Veracity
- Cover of first edition (hardcover)
- Author: Laura Bynum
- Language: English
- Genre: novel, literature, speculative fiction
- Publisher: Simon & Schuster's Pocket
- Publication date: 2010 (Hardcover)
- Publication place: United States
- Media type: Print (Hardcover)
- Pages: 384
- ISBN: 978-1-4391-2334-8

= Veracity (novel) =

2010 novel by Laura Bynum

Veracity is a 2010 speculative fiction novel written by American author Laura Bynum.

==Plot summary==
Veracity takes place in 2045. Harper Abigail Adams, a psychic, works for a totalitarian government called The Confederation of the Willing. In 2012, when she was six years old, a fake vaccine, distributed during what the soon-to-be Confederation claimed to be a pandemic, killed half the country's population. The regime that arose in the wake of the attack controlled the remaining population with a brutal police force called the Blue Coats, government-sanctioned drugs and prostitution, and language restriction. Citizens are required to have a prosthetic device, called a "slate," installed in their necks. The slate monitors citizens' geographic location and activities, as well as the words they speak. The Confederation maintains a list of "red-listed" words, including "America" and "revolution." Speaking one of them triggers an electric shock by the device and summons the police for an offense punishable by torture, rape, or death. Government monitors are chosen for their psychic powers allowing them to read "auras," and Harper is particularly skilled at this.
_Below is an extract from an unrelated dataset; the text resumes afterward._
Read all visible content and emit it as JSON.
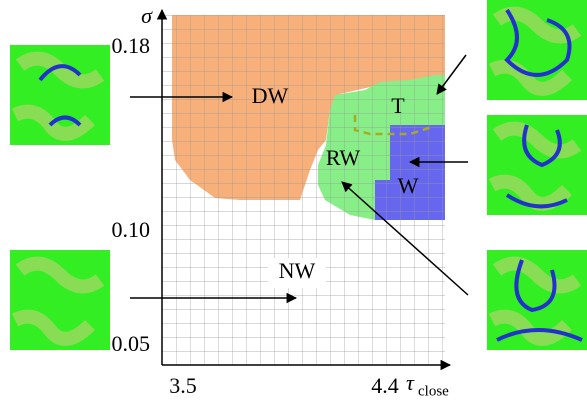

Harper is already disillusioned, but when her daughter's name, Veracity, ends up on the "red list," she flees to an underground bunker in the countryside to join the resistance and impending war against the government. The resistance is led by Lazarus Cole, a co-inventor of the slate, and consists of people who either never installed a slate or who undergo a painful process to disable the implant permanently. They are guided by a copy of the rare Book of Noah, a mythical text whose existence is denied by the Confederacy. The book—actually a copy of Webster's Dictionary—is said to contain the answers to every question in existence.
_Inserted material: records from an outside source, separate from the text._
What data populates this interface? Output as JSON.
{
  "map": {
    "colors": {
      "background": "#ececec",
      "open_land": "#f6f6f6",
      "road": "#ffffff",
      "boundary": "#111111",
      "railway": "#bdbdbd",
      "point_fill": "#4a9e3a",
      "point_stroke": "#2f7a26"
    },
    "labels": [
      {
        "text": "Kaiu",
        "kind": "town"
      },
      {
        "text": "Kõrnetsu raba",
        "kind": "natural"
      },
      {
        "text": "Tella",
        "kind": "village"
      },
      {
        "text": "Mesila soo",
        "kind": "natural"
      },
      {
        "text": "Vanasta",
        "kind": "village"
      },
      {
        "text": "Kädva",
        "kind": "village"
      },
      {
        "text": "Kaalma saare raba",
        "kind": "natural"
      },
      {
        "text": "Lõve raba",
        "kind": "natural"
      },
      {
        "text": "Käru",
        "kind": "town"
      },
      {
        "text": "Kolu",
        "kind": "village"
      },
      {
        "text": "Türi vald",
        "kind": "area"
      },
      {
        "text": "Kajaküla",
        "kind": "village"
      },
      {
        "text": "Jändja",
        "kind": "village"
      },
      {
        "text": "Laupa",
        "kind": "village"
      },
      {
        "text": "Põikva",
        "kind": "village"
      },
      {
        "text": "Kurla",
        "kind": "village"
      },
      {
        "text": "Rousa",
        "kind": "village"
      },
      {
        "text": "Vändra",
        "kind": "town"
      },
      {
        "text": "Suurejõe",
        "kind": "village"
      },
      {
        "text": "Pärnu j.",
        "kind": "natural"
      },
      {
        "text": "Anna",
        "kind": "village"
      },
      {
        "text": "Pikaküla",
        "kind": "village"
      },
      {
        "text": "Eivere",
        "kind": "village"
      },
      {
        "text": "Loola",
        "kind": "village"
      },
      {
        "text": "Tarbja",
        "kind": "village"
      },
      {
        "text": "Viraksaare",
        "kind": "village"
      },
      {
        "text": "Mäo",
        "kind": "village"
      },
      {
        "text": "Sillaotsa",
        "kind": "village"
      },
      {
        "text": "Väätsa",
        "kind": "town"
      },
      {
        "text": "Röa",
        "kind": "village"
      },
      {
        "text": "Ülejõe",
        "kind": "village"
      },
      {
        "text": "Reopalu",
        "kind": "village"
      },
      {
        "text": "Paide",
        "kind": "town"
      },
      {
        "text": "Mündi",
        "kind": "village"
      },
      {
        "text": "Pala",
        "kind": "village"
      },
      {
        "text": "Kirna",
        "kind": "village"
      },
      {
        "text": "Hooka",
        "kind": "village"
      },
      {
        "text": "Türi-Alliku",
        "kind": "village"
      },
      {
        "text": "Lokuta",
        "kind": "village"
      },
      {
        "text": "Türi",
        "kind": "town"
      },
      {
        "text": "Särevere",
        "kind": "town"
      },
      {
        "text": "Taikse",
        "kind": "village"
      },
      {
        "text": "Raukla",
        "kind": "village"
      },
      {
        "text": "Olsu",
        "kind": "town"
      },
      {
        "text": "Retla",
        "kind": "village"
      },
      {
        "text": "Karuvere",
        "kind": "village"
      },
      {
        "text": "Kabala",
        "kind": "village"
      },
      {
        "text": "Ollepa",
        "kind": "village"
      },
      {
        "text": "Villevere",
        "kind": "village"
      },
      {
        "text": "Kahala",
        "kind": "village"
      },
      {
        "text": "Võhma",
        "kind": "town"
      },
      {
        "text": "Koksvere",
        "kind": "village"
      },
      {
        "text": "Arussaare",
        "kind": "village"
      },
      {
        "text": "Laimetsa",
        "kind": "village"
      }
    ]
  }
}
Other characters include John Gage, a spy in the Blue Coat force who recruits Harper; Ezra James, a prostitute who trains Harper for combat; and Jingo, a Blue Coat and client of Ezra's who attempts to track down Harper and the bunker.

==Critical reception==
Veracity received mixed reviews. The New York Journal of Books compared the book favorably to George Orwell's Nineteen Eighty-Four. Publishers Weekly, though calling the book and its characterization "emotionally gripping," criticized Bynum's "occasionally incoherent" plot. The A.V. Club panned the novel as "a weak attempt to update an old genre," criticizing its imagined political future as implausible and its characters as "vanilla, with very little depth."

==Themes==
Veracity is a dystopian novel concerned with themes of censorship and freedom of thought. Critics have drawn parallels to political developments such as the Patriot Act and online surveillance by the National Security Administration and the Chinese government.

The novel contains extensive flashbacks, which Ritch Calvin of SUNY Stony Brook argues work with the themes of language and censorship to reinforce a sense of epistemological doubt.